Mereka akan menghabiskan waktu di hotel selama kurang dari lima hari. Tes eksperimen akan dilaksanakan besok, sedangkan tes teori akan dilaksanakan dua hari setelahnya. Mereka diberi kesempatan istirahat setelah menghadiri open ceremony, jadi setelahnya mereka meminjam ruangan di stadium untuk evaluasi dan menuju hotel.
"Ini udah jam makan siang. Pak Hendry nyuruh kita ke restoran bufet di lantai satu," ucap Fahren.
"Nggak kerasa ya, perasaan kita baru aja kekenyangan sarapan tadi," seloroh Yoana.
"Gizi kita bakal dijamin aman kalau masa-masa olimpiade gini. Jadi jangan disia-siain," Antonius menyahut. Dan disetujui oleh Airin.
Bagaimana tidak? Pukul tujuh mereka mengawali sarapan dengan baik. Bukannya picky soal makanan, tapi sungguh makanan di hotel yang mereka tempati sangat enak membuat mereka semangat kalau harus tambah lagi. Apa lagi Airin yang doyan makan. Belum lagi selama open ceremony mereka dijamu dengan makanan ringan membuat mereka lumayan kekenyangan. Tapi kalau harus memulai lagi di jam makan siang, tak ada yang akan menolaknya.
Mereka dalam perjalanan menuju hotel menumpangi microbus. Sedikit bercengkrama mengenai upacara pembukaan yang menakjubkan tadi, lalu tiba-tiba saja Yoana menunjuk microbus yang ada di depan.
"Itu microbus dari kontingen Turki kan?" tanya Yoana, menunjuk beberapa siswa yang duduk tak jauh dari tempat mereka.
"Iya. Eh, tadi dengar nggak dari pembimbing kalau Turki ngirim peserta tahun kemarin di IPhO," jawab Antonius. "Mereka nggak keluar dari zona nyaman, ya."
"Loh, bagus dong kalau masih ngirim peserta di tahun kemarin. Pengalaman sama pengetahuannya bisa jadi bekal ke SAT," balas Yoana.
"Betul juga. Tapi kalau mau antisipasi, kalian harus segan sama China sih. Statistiknya yang paling tinggi di medali emas. Mereka yang paling siap kalau olimpiade begini." Fahren menyahut.
Airin yang tadinya ikut interaksi kecil-kecilan sekarang hanya diam mendengarkan obrolan mereka. Biasanya gadis itu suka asal ngomong kalau mereka bertiga sudah bicara, ya maklum Airin suka menggunakan mode sok akrabnya pada orang yang baru dikenal agar tak terkesan canggung. Tapi yang ini Airin tak tahu harus ikut nimbrung di bagian mana. Dia kan tidak tahu soal orang-orang pintar di luar sana, data statistik peserta olimpiade pun dia acuh tak acuh, jadi dia ganti jadi pendengar. Sedangkan Adly yang duduk di belakang juga tak tertarik nimbrung, dia malah sibuk membaca buku.

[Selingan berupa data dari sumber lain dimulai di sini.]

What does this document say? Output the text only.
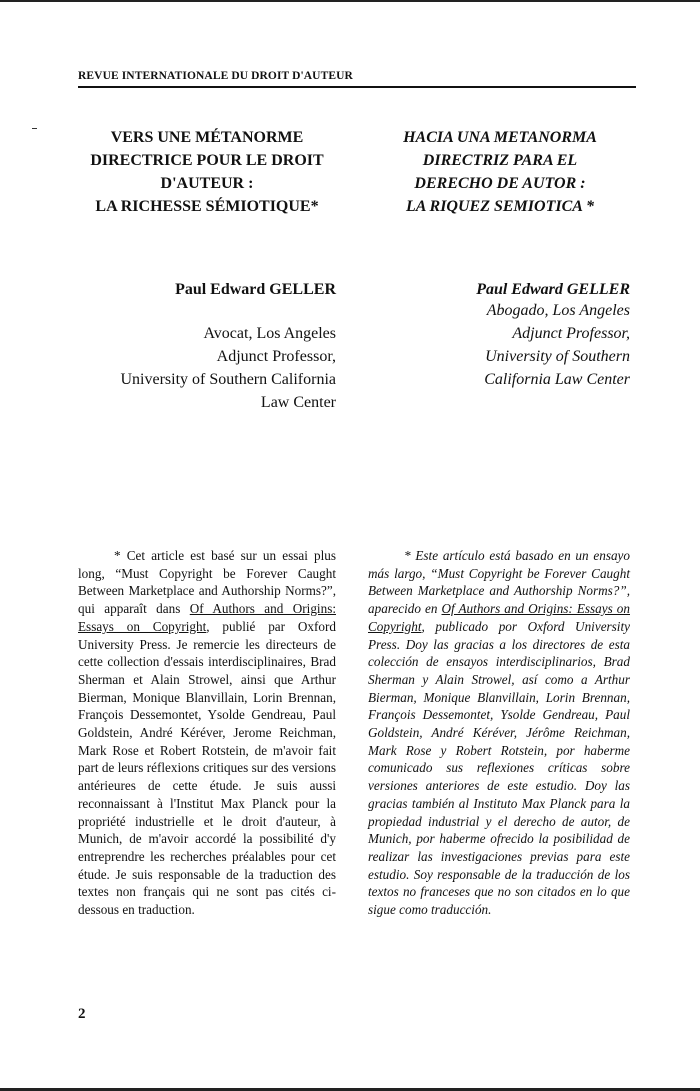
REVUE INTERNATIONALE DU DROIT D'AUTEUR
VERS UNE MÉTANORME
DIRECTRICE POUR LE DROIT
D'AUTEUR :
LA RICHESSE SÉMIOTIQUE*
HACIA UNA METANORMA
DIRECTRIZ PARA EL
DERECHO DE AUTOR :
LA RIQUEZ SEMIOTICA *

Paul Edward GELLER	Paul Edward GELLER

Avocat, Los Angeles
Adjunct Professor,
University of Southern California
Law Center

Abogado, Los Angeles
Adjunct Professor,
University of Southern
California Law Center

* Cet article est basé sur un essai plus long, “Must Copyright be Forever Caught Between Marketplace and Authorship Norms?”, qui apparaît dans Of Authors and Origins: Essays on Copyright, publié par Oxford University Press. Je remercie les directeurs de cette collection d'essais interdisciplinaires, Brad Sherman et Alain Strowel, ainsi que Arthur Bierman, Monique Blanvillain, Lorin Brennan, François Dessemontet, Ysolde Gendreau, Paul Goldstein, André Kéréver, Jerome Reichman, Mark Rose et Robert Rotstein, de m'avoir fait part de leurs réflexions critiques sur des versions antérieures de cette étude. Je suis aussi reconnaissant à l'Institut Max Planck pour la propriété industrielle et le droit d'auteur, à Munich, de m'avoir accordé la possibilité d'y entreprendre les recherches préalables pour cet étude. Je suis responsable de la traduction des textes non français qui ne sont pas cités ci-dessous en traduction.

* Este artículo está basado en un ensayo más largo, “Must Copyright be Forever Caught Between Marketplace and Authorship Norms?”, aparecido en Of Authors and Origins: Essays on Copyright, publicado por Oxford University Press. Doy las gracias a los directores de esta colección de ensayos interdisciplinarios, Brad Sherman y Alain Strowel, así como a Arthur Bierman, Monique Blanvillain, Lorin Brennan, François Dessemontet, Ysolde Gendreau, Paul Goldstein, André Kéréver, Jérôme Reichman, Mark Rose y Robert Rotstein, por haberme comunicado sus reflexiones críticas sobre versiones anteriores de este estudio. Doy las gracias también al Instituto Max Planck para la propiedad industrial y el derecho de autor, de Munich, por haberme ofrecido la posibilidad de realizar las investigaciones previas para este estudio. Soy responsable de la traducción de los textos no franceses que no son citados en lo que sigue como traducción.

2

Bahkan setelah topik beralih pun, Airin masih tetap jadi pendengar.
"Eh, lihat deh itu hologram 3D yang gerak semalam ...," tunjuk Fahren.

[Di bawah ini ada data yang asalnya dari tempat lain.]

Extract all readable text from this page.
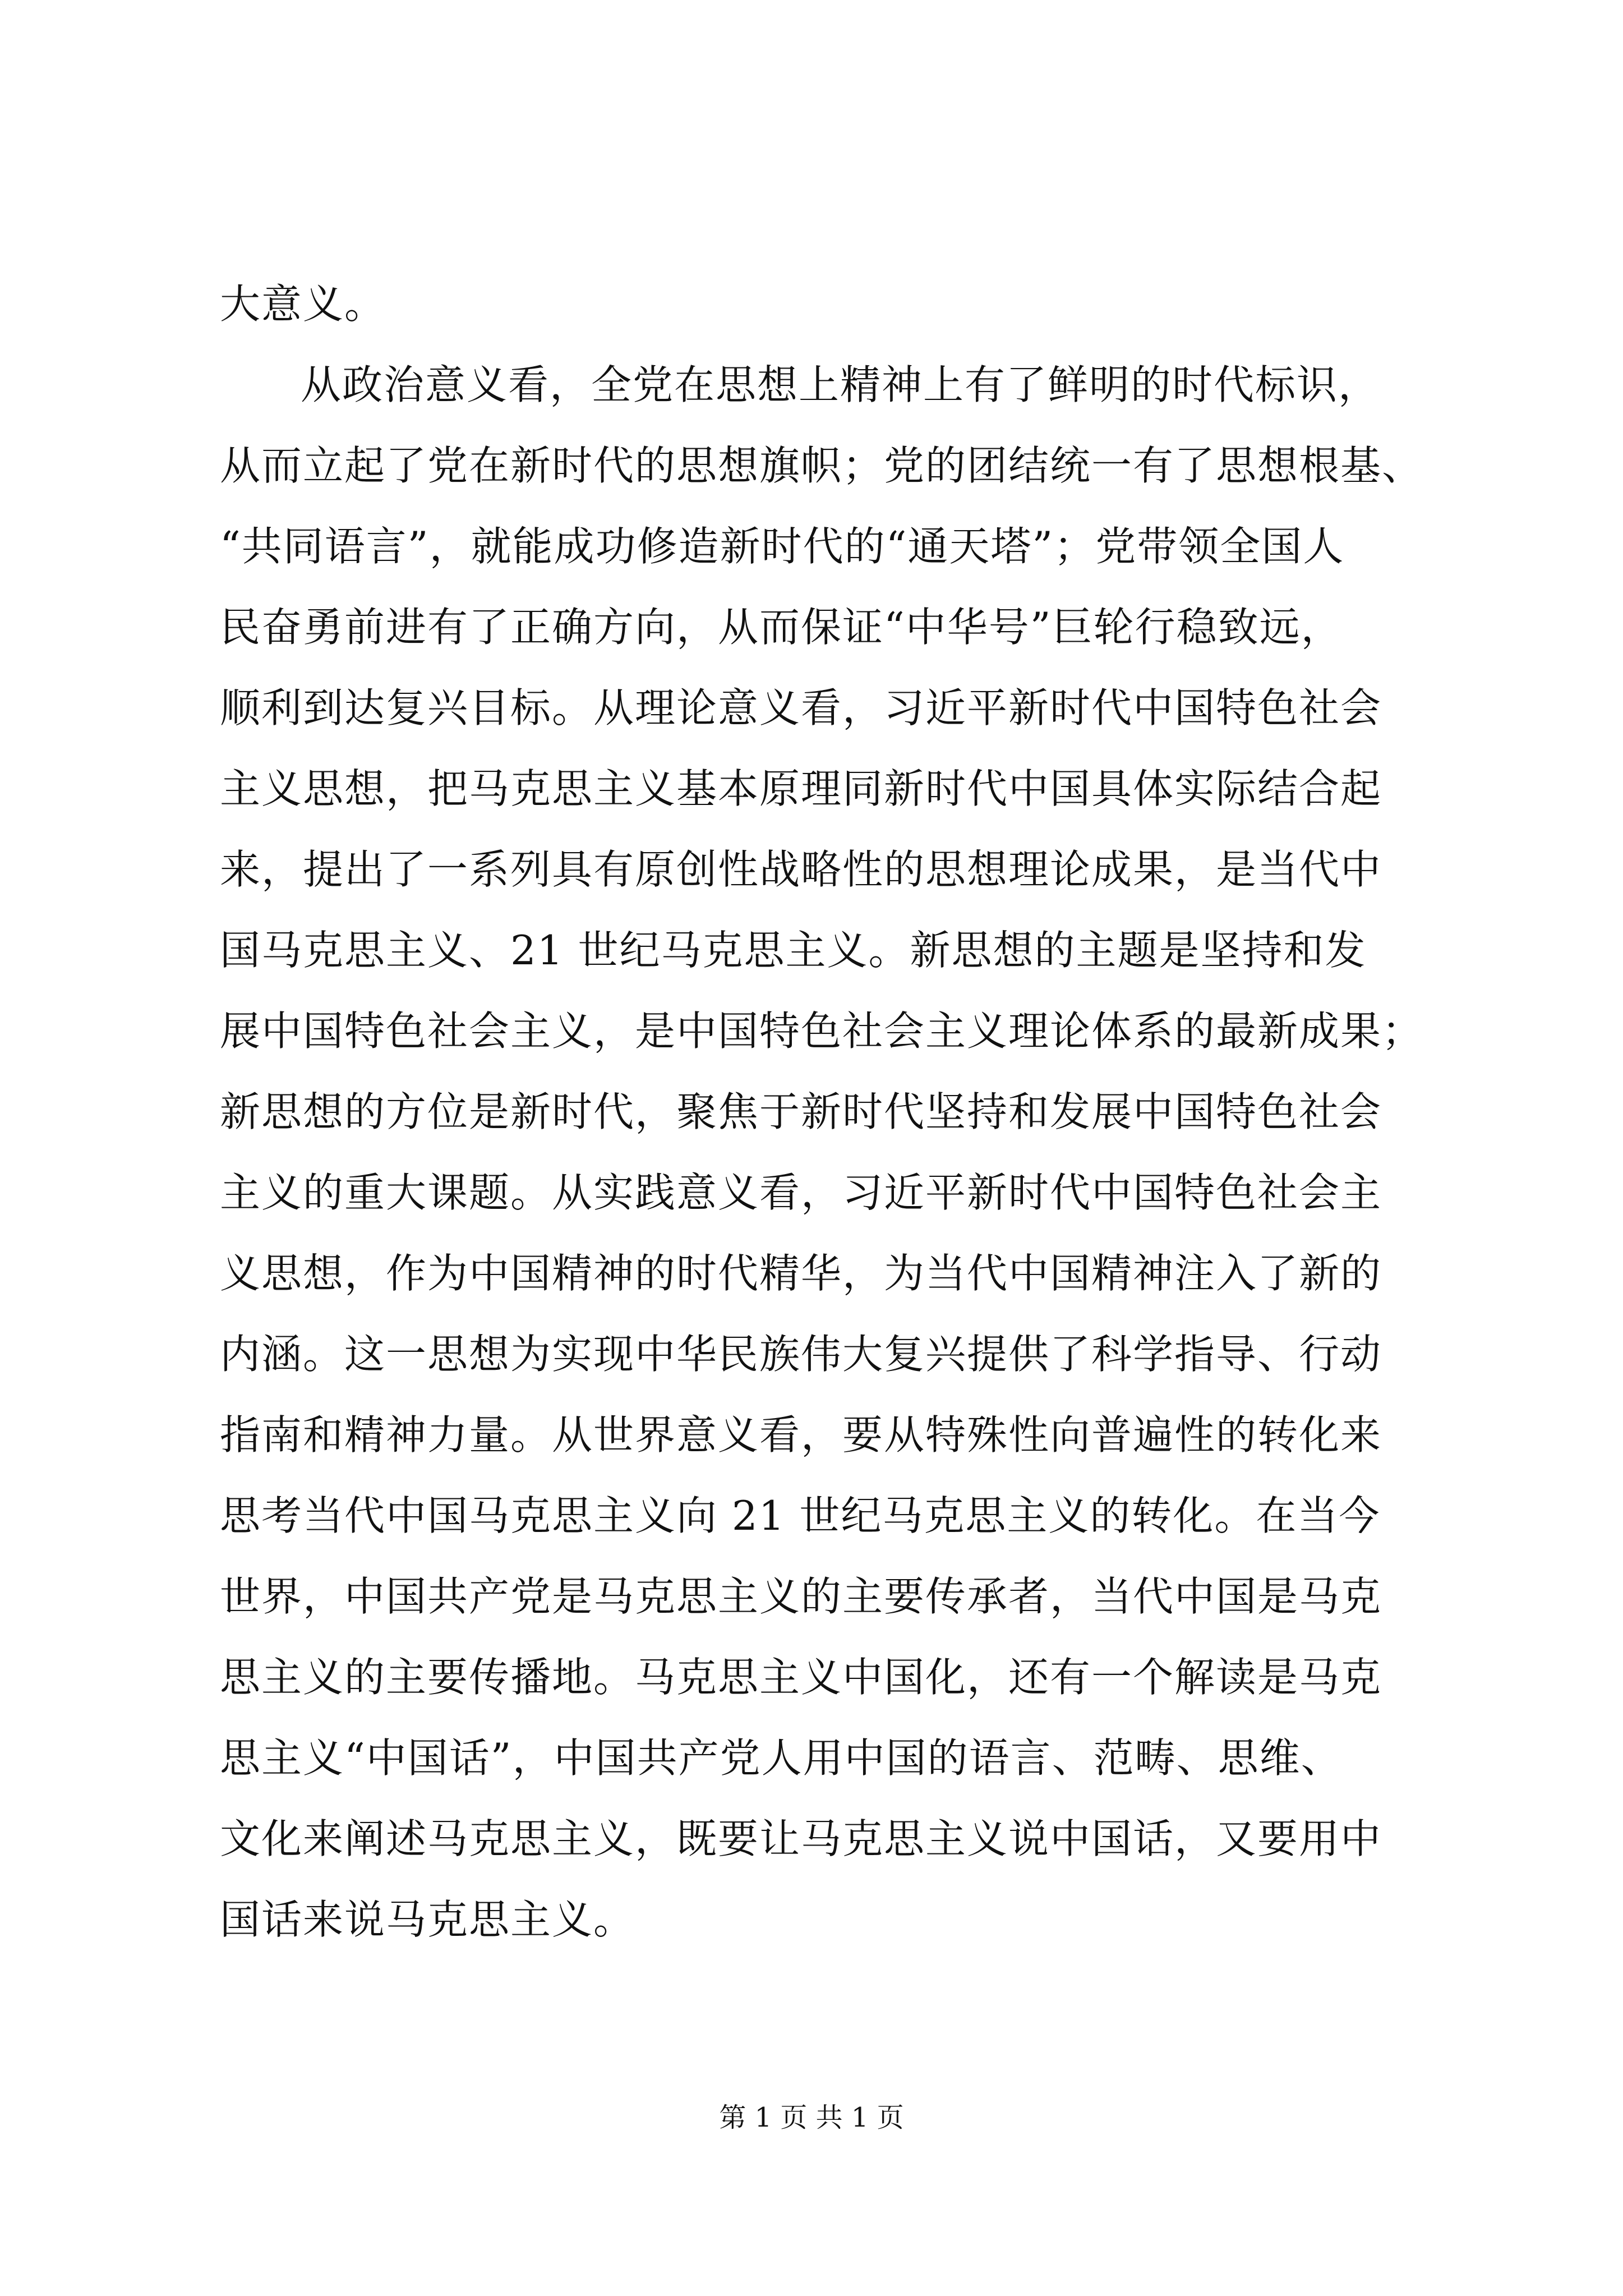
大意义。
从政治意义看，全党在思想上精神上有了鲜明的时代标识，
从而立起了党在新时代的思想旗帜；党的团结统一有了思想根基、
“共同语言”，就能成功修造新时代的“通天塔”；党带领全国人
民奋勇前进有了正确方向，从而保证“中华号”巨轮行稳致远，
顺利到达复兴目标。从理论意义看，习近平新时代中国特色社会
主义思想，把马克思主义基本原理同新时代中国具体实际结合起
来，提出了一系列具有原创性战略性的思想理论成果，是当代中
国马克思主义、21 世纪马克思主义。新思想的主题是坚持和发
展中国特色社会主义，是中国特色社会主义理论体系的最新成果；
新思想的方位是新时代，聚焦于新时代坚持和发展中国特色社会
主义的重大课题。从实践意义看，习近平新时代中国特色社会主
义思想，作为中国精神的时代精华，为当代中国精神注入了新的
内涵。这一思想为实现中华民族伟大复兴提供了科学指导、行动
指南和精神力量。从世界意义看，要从特殊性向普遍性的转化来
思考当代中国马克思主义向 21 世纪马克思主义的转化。在当今
世界，中国共产党是马克思主义的主要传承者，当代中国是马克
思主义的主要传播地。马克思主义中国化，还有一个解读是马克
思主义“中国话”，中国共产党人用中国的语言、范畴、思维、
文化来阐述马克思主义，既要让马克思主义说中国话，又要用中
国话来说马克思主义。
第 1 页 共 1 页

Mereka semua melihat keluar jendela. Ada layar raksasa di persimpangan toko yang menampilkan animasi seekor kucing berjalan. Lalu, beberapa saat kemudian kucing itu meloncat seolah-olah keluar dari layar membuat mereka yang ada di microbus berdecak kagum. Persis seperti orang primitif. Terlebih Airin, si cat lovers yang berandai-andai kalau dia membawa Aishiteru, kucingnya akan sangat senang.
"Nggak kelihatan kayak animasi ya, malah kayak kucing hidup yang direkam," ucap Yoana.

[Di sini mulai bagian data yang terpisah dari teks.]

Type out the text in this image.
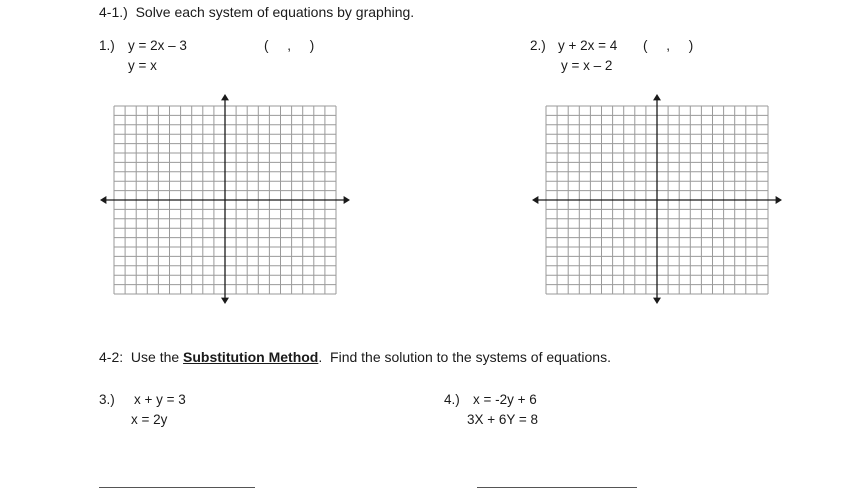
4-1.)  Solve each system of equations by graphing.
1.) y = 2x – 3
y = x
(     ,     )	2.) y + 2x = 4
y = x – 2
(     ,     )
4-2:  Use the Substitution Method.  Find the solution to the systems of equations.
3.) x + y = 3
x = 2y
4.) x = -2y + 6
3X + 6Y = 8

Airin meliriknya. "Emang itu bukan kucing beneran?"
KAMU SEDANG MEMBACA
Team II: Reach The Stars
Novela JuvenilSetelah masuk dalam program PIN, Airin baru sadar ia mempertaruhkan banyak waktunya untuk lebih giat belajar. PIN perak adalah motivasinya sekarang. Masalahnya ini bukan hanya tentang PIN perak lagi, tapi tentang menemukan bakatnya di tengah-tengah...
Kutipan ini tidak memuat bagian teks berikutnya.